Increasing Enrollment in the Earned Income Tax Credit (EITC)  

The Policy Studies Program's EITC Project seeks to help enroll more eligible residents in the EITC Program. Several sources claim that a significant percentage of working poor do not take advantage of their eligibility for EITC. The program could increase income of the working poor as much as 20% of their annual salary and bring millions of dollars into the community. Increasing enrollment has the potential of both reducing poverty and promoting economic development. (See more on the EITC program below)
The Project’s founder was Maggie Tarasovitch, a 2016 Policy Studies graduate. She saw the potential impact and decided to do something about it. With advice and support from Professor Bill Coplin and the Policy Studies program, Ms. Tarasovitch designed and taught a one credit course in the Spring 2016 semester under the supervision of Economics Professor Donald Dutkowsky. 
The students in the course became certified through the Internal Revenue Service’s VITA program. The students volunteered at the VITA sites during the 2016 tax season, filing taxes for low-income tax payers. Ms.

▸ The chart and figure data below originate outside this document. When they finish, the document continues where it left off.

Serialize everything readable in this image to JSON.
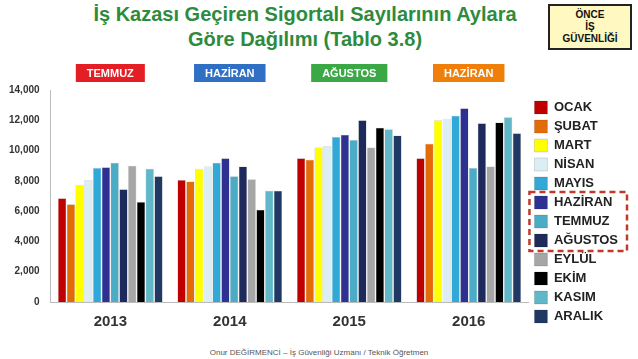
{
  "chart_data": {
    "type": "bar",
    "title": "İş Kazası Geçiren Sigortalı Sayılarının Aylara Göre Dağılımı (Tablo 3.8)",
    "categories": [
      "2013",
      "2014",
      "2015",
      "2016"
    ],
    "series": [
      {
        "name": "OCAK",
        "color": "#c00000",
        "values": [
          6850,
          8050,
          9500,
          9500
        ]
      },
      {
        "name": "ŞUBAT",
        "color": "#e36c09",
        "values": [
          6450,
          7950,
          9400,
          10450
        ]
      },
      {
        "name": "MART",
        "color": "#ffff00",
        "values": [
          7750,
          8800,
          10200,
          12000
        ]
      },
      {
        "name": "NİSAN",
        "color": "#dbeef4",
        "values": [
          8050,
          8950,
          10300,
          12100
        ]
      },
      {
        "name": "MAYIS",
        "color": "#31a9d8",
        "values": [
          8850,
          9200,
          10900,
          12300
        ]
      },
      {
        "name": "HAZİRAN",
        "color": "#2e3192",
        "values": [
          8900,
          9500,
          11050,
          12800
        ]
      },
      {
        "name": "TEMMUZ",
        "color": "#4bacc6",
        "values": [
          9200,
          8300,
          10700,
          8850
        ]
      },
      {
        "name": "AĞUSTOS",
        "color": "#1f2a5c",
        "values": [
          7450,
          8950,
          12000,
          11800
        ]
      },
      {
        "name": "EYLÜL",
        "color": "#a6a6a6",
        "values": [
          9000,
          8100,
          10200,
          8950
        ]
      },
      {
        "name": "EKİM",
        "color": "#000000",
        "values": [
          6600,
          6100,
          11500,
          11850
        ]
      },
      {
        "name": "KASIM",
        "color": "#5fb7c7",
        "values": [
          8800,
          7350,
          11400,
          12200
        ]
      },
      {
        "name": "ARALIK",
        "color": "#1f3864",
        "values": [
          8300,
          7350,
          11000,
          11150
        ]
      }
    ],
    "ylim": [
      0,
      14000
    ],
    "yticks": [
      0,
      {
        "value": 2000,
        "label": "2,000"
      },
      {
        "value": 4000,
        "label": "4,000"
      },
      {
        "value": 6000,
        "label": "6,000"
      },
      {
        "value": 8000,
        "label": "8,000"
      },
      {
        "value": 10000,
        "label": "10,000"
      },
      {
        "value": 12000,
        "label": "12,000"
      },
      {
        "value": 14000,
        "label": "14,000"
      }
    ],
    "grid": false,
    "legend": "right",
    "annotations": [
      {
        "text": "TEMMUZ",
        "color": "#e31e24"
      },
      {
        "text": "HAZİRAN",
        "color": "#2f6fc4"
      },
      {
        "text": "AĞUSTOS",
        "color": "#3aa845"
      },
      {
        "text": "HAZİRAN",
        "color": "#f07f09"
      }
    ]
  },
  "badge": [
    "ÖNCE",
    "İŞ",
    "GÜVENLİĞİ"
  ],
  "footer": "Onur DEĞİRMENCİ – İş Güvenliği Uzmanı / Teknik Öğretmen"
}
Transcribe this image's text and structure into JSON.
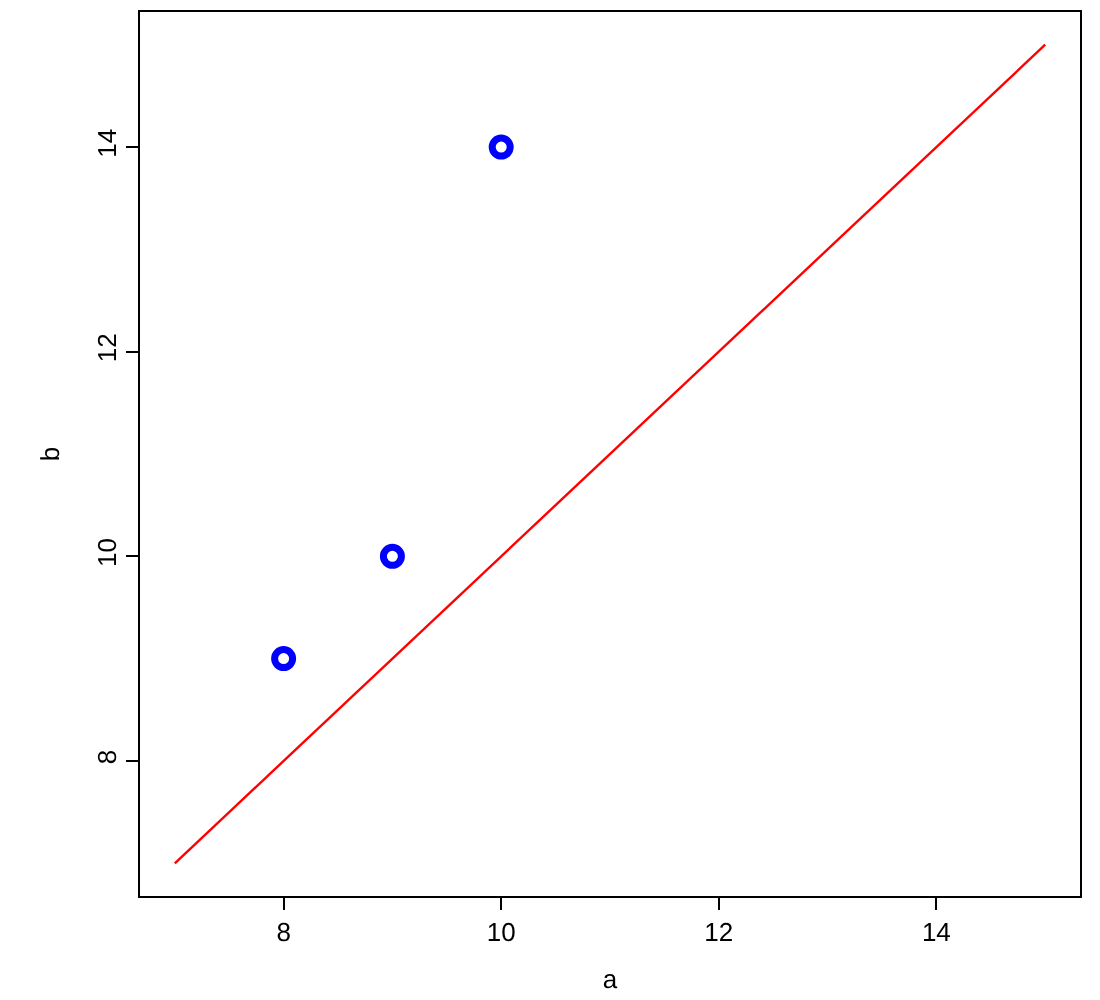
{
  "chart_data": {
    "type": "scatter",
    "xlabel": "a",
    "ylabel": "b",
    "xlim": [
      6.68,
      15.32
    ],
    "ylim": [
      6.68,
      15.32
    ],
    "xticks": [
      8,
      10,
      12,
      14
    ],
    "yticks": [
      8,
      10,
      12,
      14
    ],
    "series": [
      {
        "color": "#0000ff",
        "marker": "circle",
        "x": [
          8,
          9,
          10
        ],
        "values": [
          9,
          10,
          14
        ]
      },
      {
        "type": "line",
        "color": "#ff0000",
        "marker": "none",
        "line_style": "solid",
        "x": [
          7,
          15
        ],
        "values": [
          7,
          15
        ]
      }
    ]
  }
}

Tarasovitch has worked closely with the IRS office in Albany and with the five sites in Onondaga County which collaborate though the CASH Coalition coordinated by the United Way.  In addition to providing volunteers to help in the operation of the VITA sites, the Project will develop publicity material and seek support from City and County Officials.  With the EITC legislation needing renewal in 2017 to continue operation, students in the project are exploring ways to lobby for the continuation and increase in the program.  
Nate Birnbaum, a 2017 graduate, took over leadership in 2016-17 and Jack Ethan Schlosser, a current student, is managing the project for 2017-2018. Jack can be reached at
Some Additional Information on the EITC Program
The Earned Income Tax Credit (EITC) is a refundable tax credit that can reduce the amount of income taxes owed and actually refund any additional credit money to the taxpayer. Residents earning under a certain income (about $53,000) qualify for the credit, which is determined based on adjusted gross income, number of qualifying children in the household, and marital status. The impact of this program is noticeable, lifting 6.2 million people out of poverty, half of whom are children (2013). In contrast to other social programs, which many argue de-incentivize work, studies show that the EITC increases aggregate hours worked by those that use it. Though this policy is effective, it still is not reaching its full potential. Many people who qualify either do not know about the policy or do not want to pay a tax preparer to file their taxes. To address this need, the IRS sponsors Volunteer Income Tax Assistance (VITA) sites in which qualifying recipients can have their taxes prepared for free.